Pese a tanta compañía grata que merodea alrededor de nuestros cuerpos y charlas, nos damos cuenta de que estamos solos como los paisajes de un Júpiter imaginado. Así: áridos en un desierto rojo, con tormentas de polvo, árboles extraños que no se sabe si siguen vivos, espirales en el cielo que atemorizan, un viento que te respira en la oreja eternamente, unas montañas en la distancia que se alejan con el tiempo, un estado crepuscular donde nunca llega el día ni la noche y donde la incertidumbre se alimenta de esa soledad.
Solos en ese momento en el que somos niños de nuevo, por unos instantes. No entendemos nada de lo que nos dicen los adultos que pretenden regañarnos.
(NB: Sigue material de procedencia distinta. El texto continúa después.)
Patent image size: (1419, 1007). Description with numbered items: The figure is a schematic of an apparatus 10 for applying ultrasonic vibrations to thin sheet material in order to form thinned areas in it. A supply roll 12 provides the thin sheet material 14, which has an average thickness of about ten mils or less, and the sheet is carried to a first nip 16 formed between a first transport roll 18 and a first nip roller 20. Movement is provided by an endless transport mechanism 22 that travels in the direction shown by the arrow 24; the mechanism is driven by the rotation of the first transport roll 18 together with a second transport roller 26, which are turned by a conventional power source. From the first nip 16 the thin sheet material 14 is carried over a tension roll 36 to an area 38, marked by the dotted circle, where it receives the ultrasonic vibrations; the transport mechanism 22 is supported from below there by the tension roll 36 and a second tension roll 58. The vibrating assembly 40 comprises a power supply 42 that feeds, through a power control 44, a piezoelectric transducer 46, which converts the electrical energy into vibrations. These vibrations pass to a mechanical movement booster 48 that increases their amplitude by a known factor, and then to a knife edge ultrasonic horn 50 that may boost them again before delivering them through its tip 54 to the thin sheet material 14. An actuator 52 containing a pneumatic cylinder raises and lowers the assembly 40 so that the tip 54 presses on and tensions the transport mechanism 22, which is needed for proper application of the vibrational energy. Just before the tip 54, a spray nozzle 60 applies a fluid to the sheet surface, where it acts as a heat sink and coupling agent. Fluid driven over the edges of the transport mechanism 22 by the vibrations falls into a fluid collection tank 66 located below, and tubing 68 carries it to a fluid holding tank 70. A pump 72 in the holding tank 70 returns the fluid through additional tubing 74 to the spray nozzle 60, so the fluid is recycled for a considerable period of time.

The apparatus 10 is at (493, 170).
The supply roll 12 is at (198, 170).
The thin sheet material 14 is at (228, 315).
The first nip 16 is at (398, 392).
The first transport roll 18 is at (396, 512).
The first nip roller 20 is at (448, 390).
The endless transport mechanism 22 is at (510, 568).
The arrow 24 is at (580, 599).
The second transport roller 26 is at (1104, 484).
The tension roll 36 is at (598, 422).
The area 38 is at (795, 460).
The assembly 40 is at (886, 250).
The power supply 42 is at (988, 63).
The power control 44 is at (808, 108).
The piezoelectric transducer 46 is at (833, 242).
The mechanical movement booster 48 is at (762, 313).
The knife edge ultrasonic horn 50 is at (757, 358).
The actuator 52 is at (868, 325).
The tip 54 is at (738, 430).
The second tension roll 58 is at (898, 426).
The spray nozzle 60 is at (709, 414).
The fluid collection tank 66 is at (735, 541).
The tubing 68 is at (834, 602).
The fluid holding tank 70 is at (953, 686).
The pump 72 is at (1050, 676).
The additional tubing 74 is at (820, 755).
No se concibe un mundo diplomático y choca la hipocresía como meteoro, impactando contra nuestra alma desnuda y rebosante de curiosidad. Allí hay otro cráter para Júpiter. Es la huella de una confianza trastornada. Más soledades juntas.
En el cielo rojizo donde se levanta una marea de polvo cósmico está el núcleo del temor. Miedo a la desconocida soledad que está por avecinarse. Pasa el sol, a lo lejos, tan solitario y tan acompañado de estrellas que no le hablan.
Sin embargo, allí está la bóveda celeste como si nada, iluminadísima por millares. ¿Qué tan insignificante es una soledad acompañada?